Analyzing rocks may not be everybody’s idea of a fascinating avocation. But such analysis can translate into huge practical benefits, especially in the area of seismology – the science of earthquakes and their phenomena.
And now, thanks to high-performance computing clusters (HPCC), rock analysis just got a whole lot easier and faster for researchers at the University of Toronto’s civil engineering department.
This technology has speeded up and simplified tasks such as listening for tremors in granite samples, and collecting and analyzing that data.
The department’s rock fracture dynamics facility conducts research around how rock might behave when subjected to pressure, liquids, and changes in temperature.
The research is applied to understanding the structure and stability of buildings during an earthquake, as well as bridges, dams, and mines, explained Paul Ruppert, director of strategic research systems at the University’s civil engineering department.
“The more we can understand the nature of the rock that you’re digging through, or drilling through, the better we can predict whether or not that structure is going to fail.”

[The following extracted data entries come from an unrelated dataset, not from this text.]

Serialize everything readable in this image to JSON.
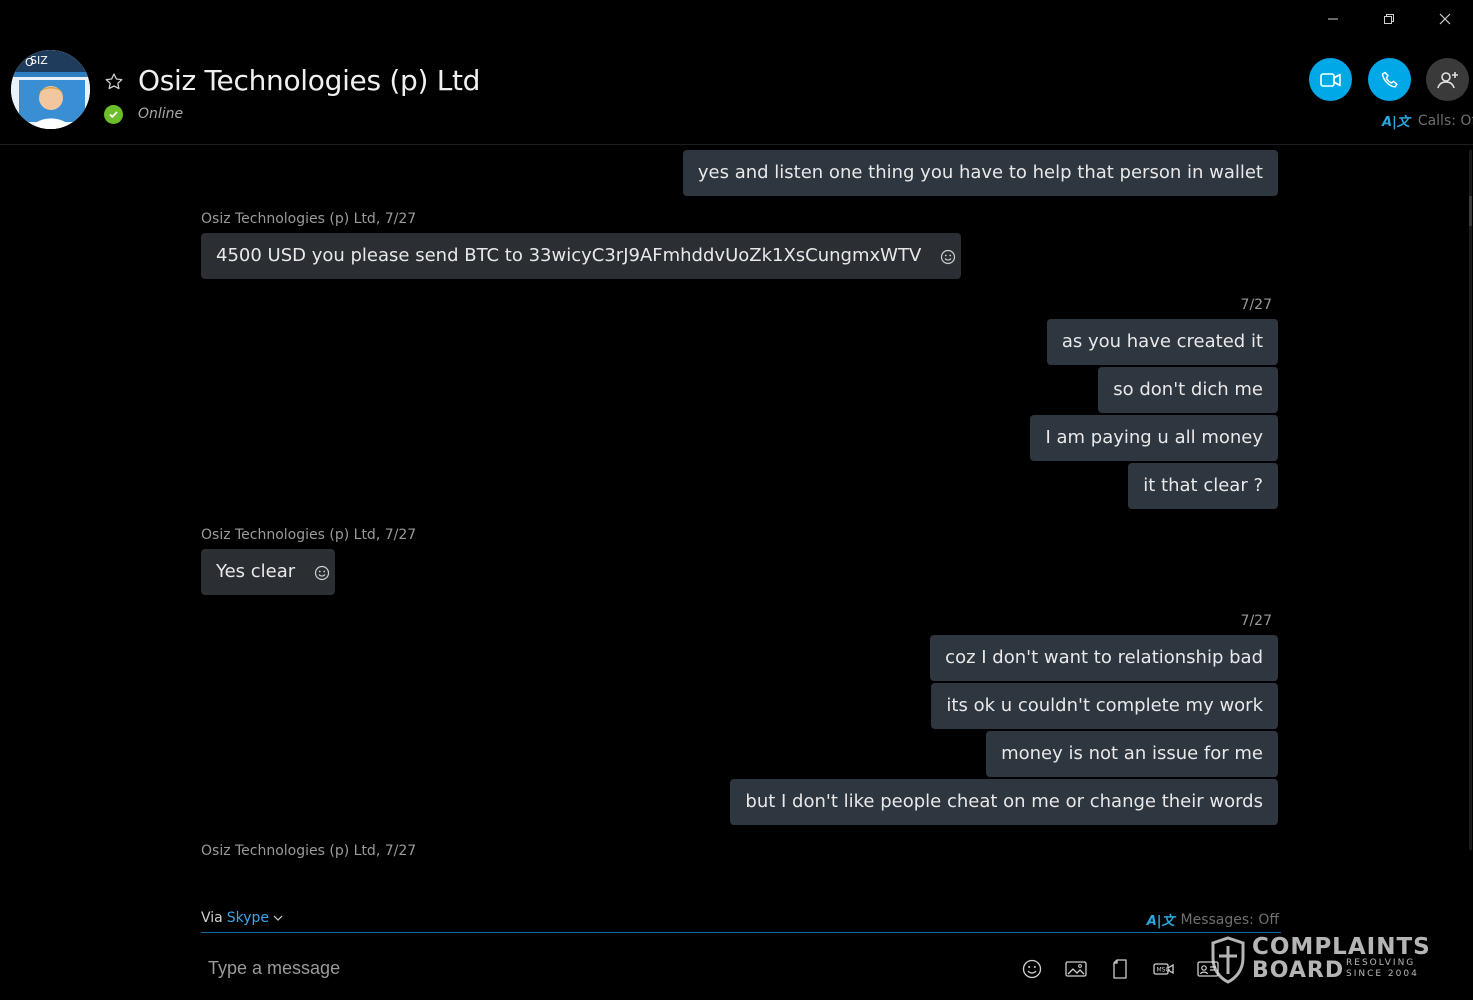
{
  "window": {
    "minimize_icon": "minimize-icon",
    "restore_icon": "restore-icon",
    "close_icon": "close-icon"
  },
  "header": {
    "contact_name": "Osiz Technologies (p) Ltd",
    "status": "Online",
    "status_color": "#6cbf2a",
    "avatar_text": "SIZ",
    "calls_translation": "Calls: Off",
    "accent": "#00a8e8"
  },
  "messages": [
    {
      "dir": "out",
      "text": "yes and listen one thing you have to help that person in wallet"
    },
    {
      "dir": "meta-in",
      "text": "Osiz Technologies (p) Ltd, 7/27"
    },
    {
      "dir": "in",
      "text": "4500 USD you please send BTC to 33wicyC3rJ9AFmhddvUoZk1XsCungmxWTV"
    },
    {
      "dir": "meta-out",
      "text": "7/27"
    },
    {
      "dir": "out",
      "text": "as you have created it"
    },
    {
      "dir": "out",
      "text": "so don't dich me"
    },
    {
      "dir": "out",
      "text": "I am paying u all money"
    },
    {
      "dir": "out",
      "text": "it that clear ?"
    },
    {
      "dir": "meta-in",
      "text": "Osiz Technologies (p) Ltd, 7/27"
    },
    {
      "dir": "in",
      "text": "Yes clear"
    },
    {
      "dir": "meta-out",
      "text": "7/27"
    },
    {
      "dir": "out",
      "text": "coz I don't want to relationship bad"
    },
    {
      "dir": "out",
      "text": "its ok u couldn't complete my work"
    },
    {
      "dir": "out",
      "text": "money is not an issue for me"
    },
    {
      "dir": "out",
      "text": "but I don't like people cheat on me or change their words"
    },
    {
      "dir": "meta-in",
      "text": "Osiz Technologies (p) Ltd, 7/27"
    }
  ],
  "composer": {
    "via_label": "Via",
    "via_service": "Skype",
    "messages_translation": "Messages: Off",
    "placeholder": "Type a message",
    "tools": [
      "emoji-icon",
      "image-icon",
      "file-icon",
      "video-message-icon",
      "contact-card-icon"
    ]
  },
  "watermark": {
    "line1": "COMPLAINTS",
    "line2": "BOARD",
    "tagline1": "RESOLVING",
    "tagline2": "SINCE 2004"
  }
}
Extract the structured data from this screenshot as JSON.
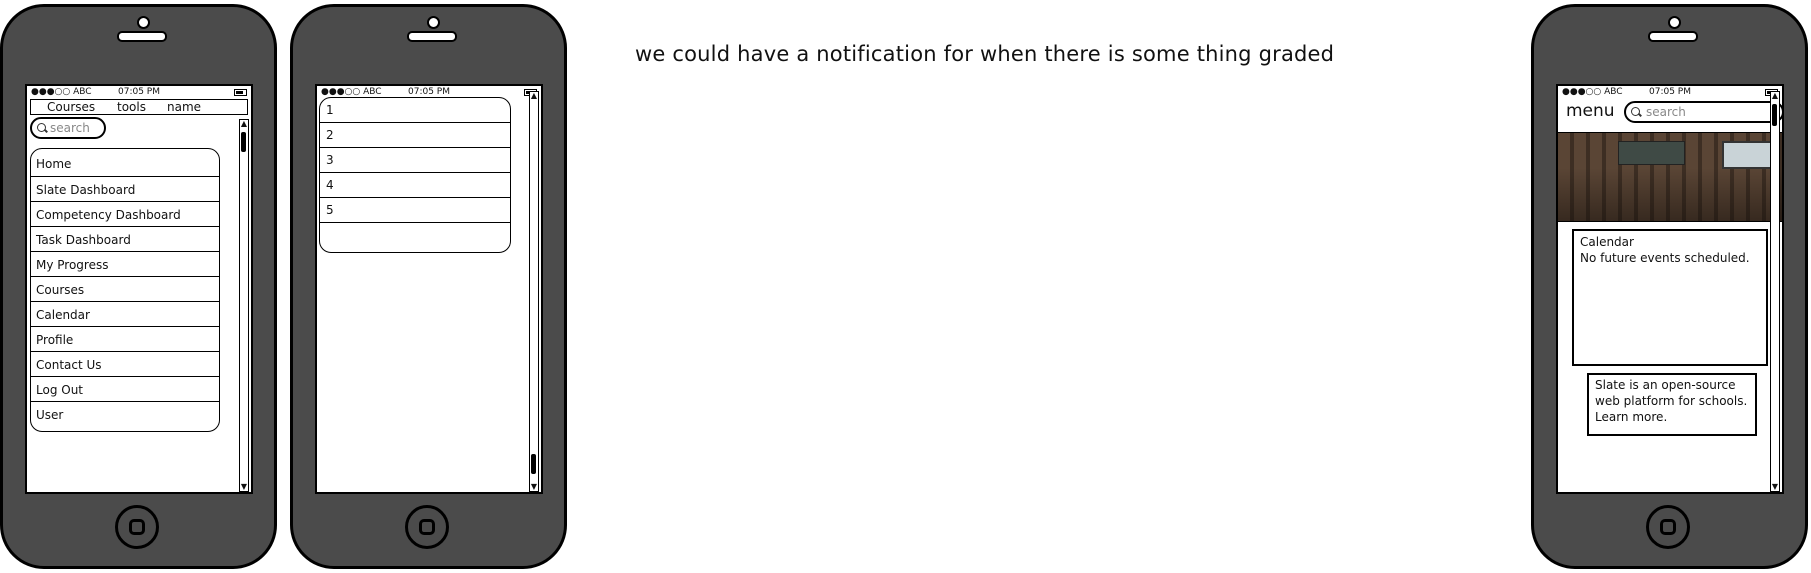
{
  "status_bar": {
    "carrier": "●●●○○ ABC",
    "time": "07:05 PM"
  },
  "phone1": {
    "tabs": [
      "Courses",
      "tools",
      "name"
    ],
    "search_placeholder": "search",
    "menu": [
      "Home",
      "Slate Dashboard",
      "Competency Dashboard",
      "Task Dashboard",
      "My Progress",
      "Courses",
      "Calendar",
      "Profile",
      "Contact Us",
      "Log Out",
      "User"
    ]
  },
  "phone2": {
    "items": [
      "1",
      "2",
      "3",
      "4",
      "5",
      ""
    ]
  },
  "note": "we could have a notification for when there is some thing graded",
  "phone3": {
    "menu_label": "menu",
    "search_placeholder": "search",
    "calendar": {
      "title": "Calendar",
      "text": "No future events scheduled."
    },
    "info": {
      "line1": "Slate is an open-source",
      "line2": "web platform for schools.",
      "line3": "Learn more."
    }
  }
}
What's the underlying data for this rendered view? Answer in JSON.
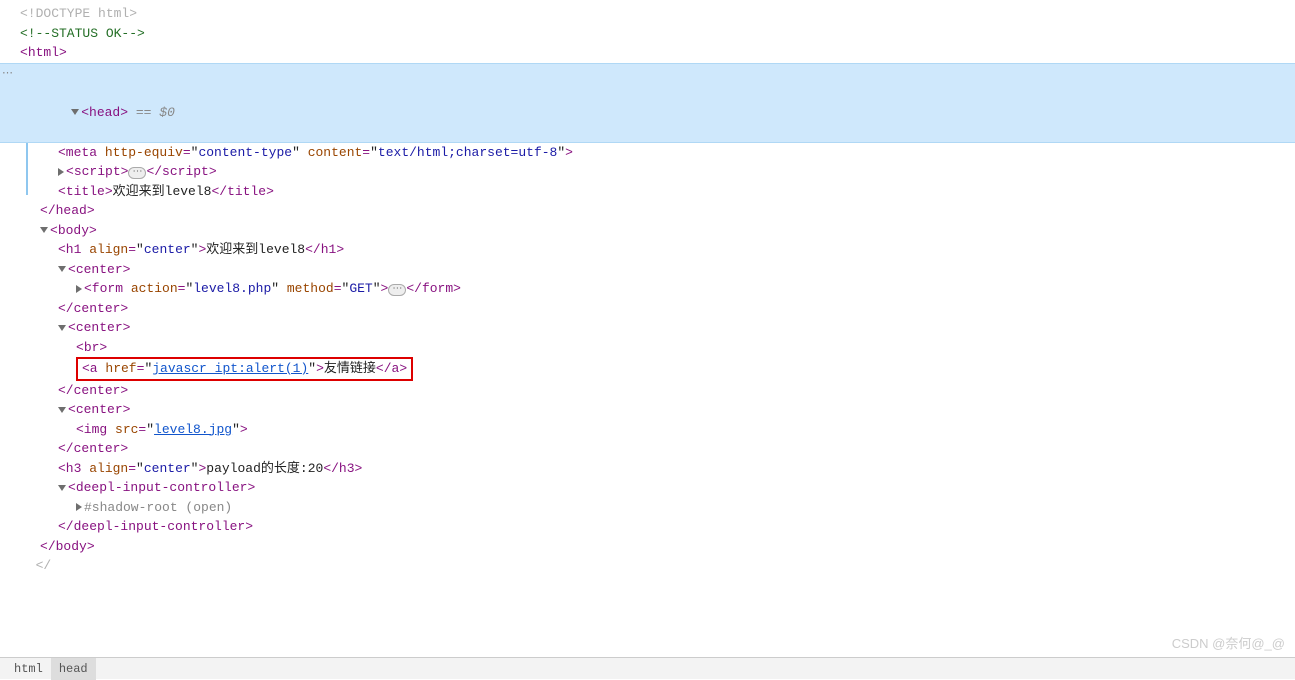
{
  "lines": {
    "doctype": "<!DOCTYPE html>",
    "comment": "<!--STATUS OK-->",
    "html_open": "html",
    "head_open": "head",
    "eq0": " == $0",
    "meta_attr1_n": "http-equiv",
    "meta_attr1_v": "content-type",
    "meta_attr2_n": "content",
    "meta_attr2_v": "text/html;charset=utf-8",
    "script": "script",
    "title_tag": "title",
    "title_text": "欢迎来到level8",
    "head_close": "/head",
    "body_open": "body",
    "h1_attr_n": "align",
    "h1_attr_v": "center",
    "h1_text": "欢迎来到level8",
    "center": "center",
    "form_action_n": "action",
    "form_action_v": "level8.php",
    "form_method_n": "method",
    "form_method_v": "GET",
    "br": "br",
    "a_href_n": "href",
    "a_href_v": "javascr_ipt:alert(1)",
    "a_text": "友情链接",
    "img_src_n": "src",
    "img_src_v": "level8.jpg",
    "h3_attr_n": "align",
    "h3_attr_v": "center",
    "h3_text": "payload的长度:20",
    "deepl": "deepl-input-controller",
    "shadow": "#shadow-root (open)",
    "body_close": "/body"
  },
  "breadcrumb": {
    "html": "html",
    "head": "head"
  },
  "watermark": "CSDN @奈何@_@"
}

Ruppert said the facility collects an enormous amount of data, specifically 400 megabytes of data per second. “So we fill up our 6-terabyte array of data in about four hours.”
The problem is when they want to perform observations over a period of weeks to see the impact of prolonged pressure, said Ruppert.
They could perform such observations prior to installing HPCC, he said, however, the observed events were not only limited in number – given the amount of data that had to be collected – but data analysis couldn’t be performed in real time.
“Until now, the best we’ve been able to do is grab the data stream and then do post processing because we didn’t have that kind of processing power available,” said Ruppert.
The facility’s HPCC is configured with 64 Dell PowerEdge 1950 2-socket servers equipped with 64-bit Dual-Core Intel Xeon processors, for a total of 256 processing cores. Running on Red Hat Linux and Microsoft operating systems, the cluster that’s based on Windows Server 2003, provides 18.9 terabytes of disk storage and 320 Gigabytes of overall memory.
Dell Canada provided in-kind funding that was matched financially by Ottawa, Ont.-based Canada Foundation for Innovation (CFI), a government agency that invests in research infrastructure.
Besides assisting the customer, Dell’s contribution to this research also benefits the community as a whole, said Debora Jensen, vice-president of Canadian advanced systems group at Dell.
With cluster computing, researchers can do near real time testing (it’s about six seconds behind real time) on samples, and actually visualize what’s going on inside the rock, said Ruppert. “The better model we have, the better we can predict what’s going on.”
He said graduate students are “running code that takes one day to execute on a regular desktop computer. That can cut almost a year off their masters program for example by doing it 256 times on the cluster.”
Dell’s involvement in the HPCC space goes beyond merely providing customers with technology and services, said the company’s director of enterprise solutions, Reza Rooholamini. “We are using HPCC to assess technologies and architectures to help us realize this vision of a data centre of the future.”
That data centre of the future, he said, will be one where scalability, manageability, and efficient utilization are non-issues – and those desired attributes can be tested in an HPCC environment.
Dell promotes scaling out over scaling up when it comes to expanding IT infrastructure to meet mounting demands, Rooholamini said. With scaling out, a company can capitalize on existing investments in infrastructure, and not fear interrupted service if one machine goes down because “with the scale out model, comes redundancy.”
HPCC may give the University of Toronto better real-time data analysis, but it’s not the end of the road just yet, said Ruppert. “Now we’re starting to see that we do have the computing capability to monitor in real time, but still can’t do it economically because we can’t put a supercomputer on every bridge in the world.”